The present study also faces some limitations. First, the relatively small sample size, especially regarding some subgroups, limits the generalizability of this study. This is particularly true for the attributional patterns (ability, effort, task difficulty, and luck). Future studies with larger samples would enable to delineate the relations more clearly, especially regarding group comparisons.

Despite the careful selection of the participants, the sample is relatively homogeneous. It consists predominantly of educated and experienced computer users who self-assessed their computer expertise as high. This limits the generalizability of our findings since there is some evidence that socio-demographic factors, like e.g. the educational level, have an impact on attribution processes [23]. Maybe this is also an explanation regarding the few significant differences in situations of success. To investigate the possible influence of the sample characteristics we re-ran our analyses with these factors (level of education, years of computer experience, self-assessed computer skills) as a covariate. However, the analysis showed no differences, as the variance of the values turned out to be too low. Therefore, future research will need to involve a more heterogeneous or representative sample.

The research design of this study also carried certain limitations. Standardized use situations were chosen in this study to create a similar experience for all participants. However, a drawback of this method is that the situations were somewhat artificial and unrelated to the participants’ normal use habits, which might result in reduced intensity and significance of the experience (see [22] for a comparison of different data collection methods).

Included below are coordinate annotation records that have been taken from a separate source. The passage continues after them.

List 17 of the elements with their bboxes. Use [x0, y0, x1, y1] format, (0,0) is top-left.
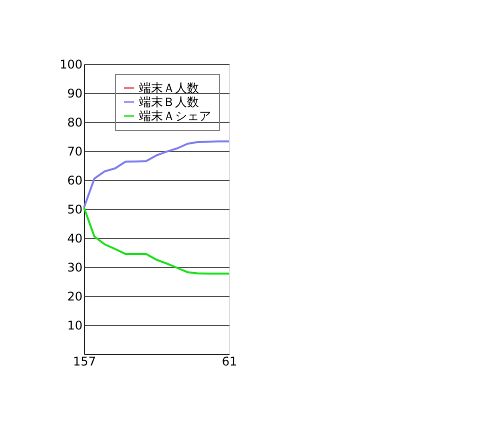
y-tick-label: 70	[67, 144, 82, 158]
line-series	[83, 140, 230, 209]
y-tick-label: 30	[67, 260, 82, 274]
y-tick-label: 50	[67, 202, 82, 216]
legend-label: 端末Ｂ人数	[139, 95, 199, 109]
y-tick-label: 80	[67, 116, 82, 130]
y-tick-label: 100	[60, 58, 82, 72]
x-tick-label: 157	[73, 354, 96, 368]
x-tick-label: 61	[222, 354, 238, 368]
legend-label: 端末Ａ人数	[139, 81, 199, 95]
y-tick-label: 10	[67, 318, 82, 332]
y-tick-label: 20	[67, 290, 82, 304]
y-tick-label: 60	[67, 174, 82, 188]
line-series	[83, 206, 230, 275]
legend-label: 端末Ａシェア	[139, 109, 211, 123]
y-tick-label: 90	[67, 86, 82, 100]
y-tick-label: 40	[67, 232, 82, 246]
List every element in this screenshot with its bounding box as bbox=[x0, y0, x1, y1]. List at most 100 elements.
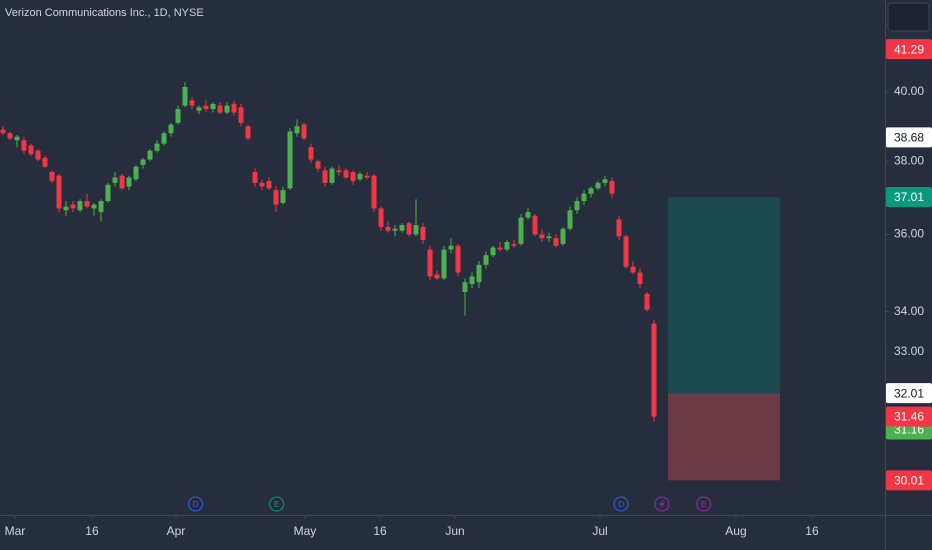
candle-body bbox=[287, 131, 293, 189]
y-tick-label: 34.00 bbox=[894, 304, 924, 318]
candle-body bbox=[245, 126, 251, 139]
candle-body bbox=[182, 86, 188, 106]
candle-body bbox=[119, 175, 125, 189]
x-tick-label: 16 bbox=[373, 524, 387, 538]
candle-body bbox=[42, 157, 48, 167]
x-tick-label: Aug bbox=[725, 524, 746, 538]
event-label: D bbox=[193, 500, 199, 509]
candle-body bbox=[448, 245, 454, 250]
candle-body bbox=[210, 103, 216, 110]
candle-body bbox=[259, 182, 265, 187]
x-tick-label: 16 bbox=[85, 524, 99, 538]
candle-body bbox=[504, 241, 510, 250]
candle-body bbox=[483, 255, 489, 265]
scale-overlay bbox=[887, 2, 930, 32]
candle-body bbox=[364, 175, 370, 178]
loss-zone bbox=[668, 393, 781, 481]
candle-body bbox=[546, 236, 552, 239]
candle-body bbox=[21, 140, 27, 151]
candle-body bbox=[497, 247, 503, 250]
candle-body bbox=[413, 225, 419, 235]
candle-body bbox=[315, 161, 321, 169]
y-tick-label: 36.00 bbox=[894, 227, 924, 241]
y-tick-label: 38.00 bbox=[894, 154, 924, 168]
candle-body bbox=[203, 105, 209, 110]
event-label: D bbox=[618, 500, 624, 509]
event-circle bbox=[696, 496, 712, 512]
y-tick-label: 33.00 bbox=[894, 344, 924, 358]
candle-body bbox=[308, 147, 314, 160]
candle-body bbox=[616, 219, 622, 237]
candle-body bbox=[91, 204, 97, 209]
candle-body bbox=[630, 266, 636, 273]
candle-body bbox=[581, 193, 587, 202]
candle-body bbox=[238, 107, 244, 123]
candle-body bbox=[189, 100, 195, 106]
candle-body bbox=[427, 249, 433, 277]
candle-body bbox=[602, 179, 608, 183]
candle-body bbox=[406, 223, 412, 235]
candle-body bbox=[70, 204, 76, 209]
candle-body bbox=[224, 105, 230, 113]
flash-icon bbox=[659, 499, 665, 509]
event-label: E bbox=[701, 500, 706, 509]
chart-title: Verizon Communications Inc., 1D, NYSE bbox=[5, 7, 204, 19]
candle-body bbox=[98, 201, 104, 213]
candle-body bbox=[567, 210, 573, 229]
y-tick-label: 40.00 bbox=[894, 84, 924, 98]
last-price-label-bg bbox=[886, 406, 932, 427]
candle-body bbox=[441, 249, 447, 279]
candle-body bbox=[357, 173, 363, 180]
x-tick-label: Apr bbox=[167, 524, 186, 538]
candle-body bbox=[329, 168, 335, 183]
target-label: 37.01 bbox=[894, 190, 924, 204]
event-label: E bbox=[274, 500, 279, 509]
candle-body bbox=[231, 103, 237, 113]
candle-body bbox=[595, 182, 601, 189]
candle-body bbox=[623, 236, 629, 267]
candle-body bbox=[147, 150, 153, 160]
entry-label: 32.01 bbox=[894, 386, 924, 400]
candle-body bbox=[7, 133, 13, 139]
candle-body bbox=[252, 172, 258, 183]
candle-body bbox=[511, 243, 517, 246]
candle-body bbox=[539, 234, 545, 239]
stop-label: 30.01 bbox=[894, 474, 924, 488]
candle-body bbox=[105, 184, 111, 202]
candle-body bbox=[56, 175, 62, 209]
candle-body bbox=[336, 170, 342, 173]
candle-body bbox=[112, 177, 118, 183]
candle-body bbox=[385, 226, 391, 231]
x-tick-label: 16 bbox=[805, 524, 819, 538]
candle-body bbox=[49, 172, 55, 182]
candle-body bbox=[434, 274, 440, 279]
candle-body bbox=[469, 276, 475, 285]
candle-body bbox=[420, 226, 426, 241]
candle-body bbox=[273, 190, 279, 205]
candle-body bbox=[14, 136, 20, 141]
candle-body bbox=[476, 264, 482, 283]
candle-body bbox=[77, 201, 83, 211]
candle-body bbox=[28, 145, 34, 155]
price-label: 41.29 bbox=[894, 42, 924, 56]
candle-body bbox=[462, 282, 468, 292]
flash-event bbox=[654, 496, 670, 512]
event-circle bbox=[269, 496, 285, 512]
price-label-bg bbox=[886, 39, 932, 60]
candle-body bbox=[651, 323, 657, 417]
x-tick-label: Jul bbox=[592, 524, 607, 538]
candle-body bbox=[35, 150, 41, 160]
x-tick-label: Jun bbox=[445, 524, 464, 538]
entry-label-bg bbox=[886, 383, 932, 404]
candle-body bbox=[490, 247, 496, 256]
candle-body bbox=[553, 238, 559, 246]
candle-body bbox=[525, 212, 531, 218]
candle-body bbox=[280, 190, 286, 203]
candle-body bbox=[168, 124, 174, 134]
candle-body bbox=[154, 143, 160, 151]
price-label-bg bbox=[886, 127, 932, 148]
stop-label-bg bbox=[886, 470, 932, 491]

Furthermore, participants are from Germany only. In regard to possible intercultural differences, future studies should investigate cultural differences by expanding into a more international context.

The results presented here give first insights regarding the relation of computer-related self-concept and computer-related attributions. More research is needed to provide a rich understanding of how and to what extent these factors play a role in HCI research and practice. In this regard, it should be noted that this study has an explorative character. Therefore the results should be interpreted with caution. Nevertheless, this calls for more research to corroborate the findings.

Our next step is to investigate the relations in more detail as well as the effects of reattribution training methods on the computer-related self-concept.